# tracking minutes with Rogers?



## keebler27 (Jan 5, 2007)

Hi Folks,

So I'm sad - I don't qualify for the hardware upg to the 3Gs. Sadder things could happen, but ah well.

But then I looked at my last bill and nearly crapped my pants! I know I was on the phone enough, but I didn't think I was 111 minutes over my 200/wk weekday minutes. Yikes. I verified the numbers and no fault of Rogers so it's on me. It's for business so that's a good thing.

That said, is there any 'automatic' way to check how many minutes I've used - from the Rogers rep, she said there isn't for the iphone nor their website (until the billing period is over).

I'm a bit mystified why minutes can't be tracked so I thought I would post a msg asking you folks.

I'll search the app store or I might start a notes section to track each call through the 'recent' of the phone section, but that sucks if I can't do it automatically.

Any suggestions would be great. I'm also writing Rogers an email for them to implement this feature on their website.
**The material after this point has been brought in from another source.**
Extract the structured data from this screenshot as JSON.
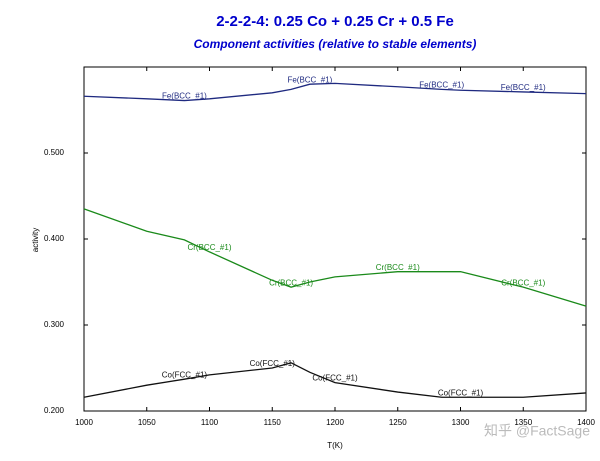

The only recent I can't see them doing it is so folks like me don't see the numbers and keep calling to rack up the charges 

At least it's a tax write off, but still 

Cheers,
Keebler


----------



## SHEMM (Jun 4, 2009)

on your iphone go to settings > general > usage. and it says your call time, current period and lifetime. and you can reset it whenever you want if you want to monitor how many minutes you use a month.


----------



## IllusionX (Mar 10, 2009)

it's the minute reminder service. i DON'T think it is available with Rogers. Fido has it and sends an sms when you are at 90% of your minutes. This feature works for anything that is minute(s) limited.

let me ask a store manager about this on rogers...


----------